Die SPD musste mit ihrem Kanzlerkandidaten eine schwere Schlappe einstecken, obwohl sich Steinmeier auch auf EU-Ebene als Krisenmanager und Anwalt für die Arbeitnehmer präsentierte. Warum ist sein Kalkül, auf diese Weise Wähler zu mobilisieren, nicht aufgegangen?

Weil auch die SPD-Wähler nicht überzeugt sind, dass die Krisenstrategie von Steinmeier geeignet ist, Deutschland aus der Krise zu führen. Angela Merkel und der CDU werden in dieser Hinsicht sehr viel mehr zugetraut. Und auch die FDP hat von der Skepsis vieler Deutschen, Steuergelder zur Rettung große Konzerne aufzuwenden, profitiert.
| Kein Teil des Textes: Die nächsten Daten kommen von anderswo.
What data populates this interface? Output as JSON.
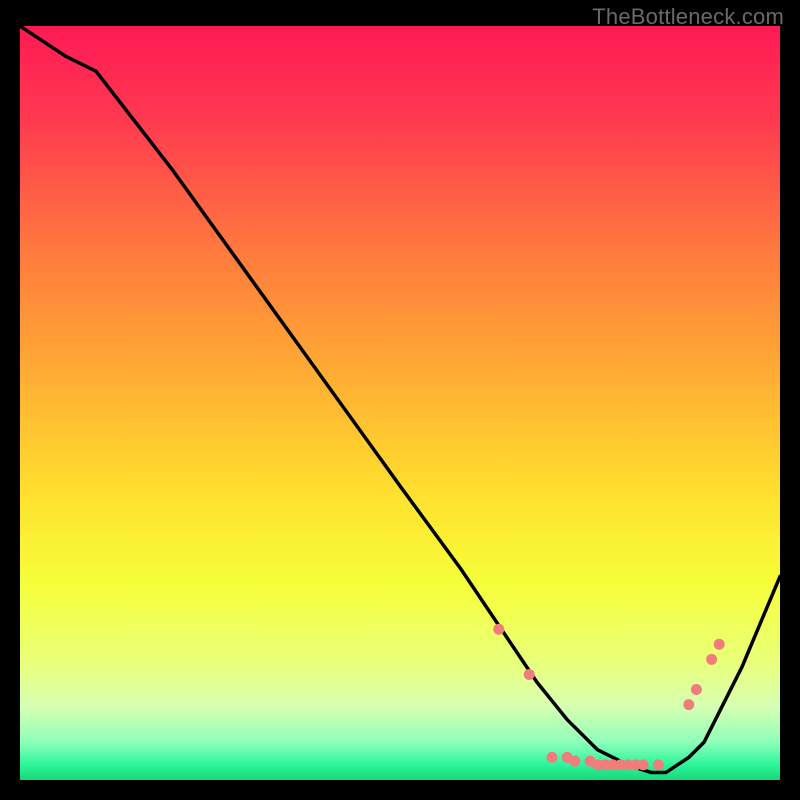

Hat die Union nach der Europawahl in der Kanzler-Frage nun einen klaren Vorteil?

Auch wenn ich ein Ende der großen Koalition für unwahrscheinlich halte, denke ich, dass die SPD im September weiterhin Juniorpartner sein wird, die CDU also die Kanzlerin stellen wird. Bestenfalls wird sich die Kanzlerin ihren Koalitionspartner aussuchen können.

Wie ist die niedrige Wahlbeteiligung zu erklären?

Die Wahlbeteiligung ist in den letzten Europawahlen immer weiter gesunken. Die Probleme sind immer die gleichen. Es gelingt den Parteien nicht, den Bürgern klar zu machen, dass Europa wichtig ist und dass das Europäische Parlament bei mindestens zwei Drittel aller Gesetze, die aus Brüssel kommen und den Bürger unmittelbar betreffen, als gleichberechtigter Mitgesetzgeber fungiert. Die Europawahl ist vor allem ein Testgelände für nationale Wahlen. Dementsprechend nutzen die Bürger die Wahl, um ihrer Regierung einen Denkzettel zu verpassen, indem sie rechts- oder linkspopulistische Parteien wählen oder – wie in Deutschland – zuhause bleiben.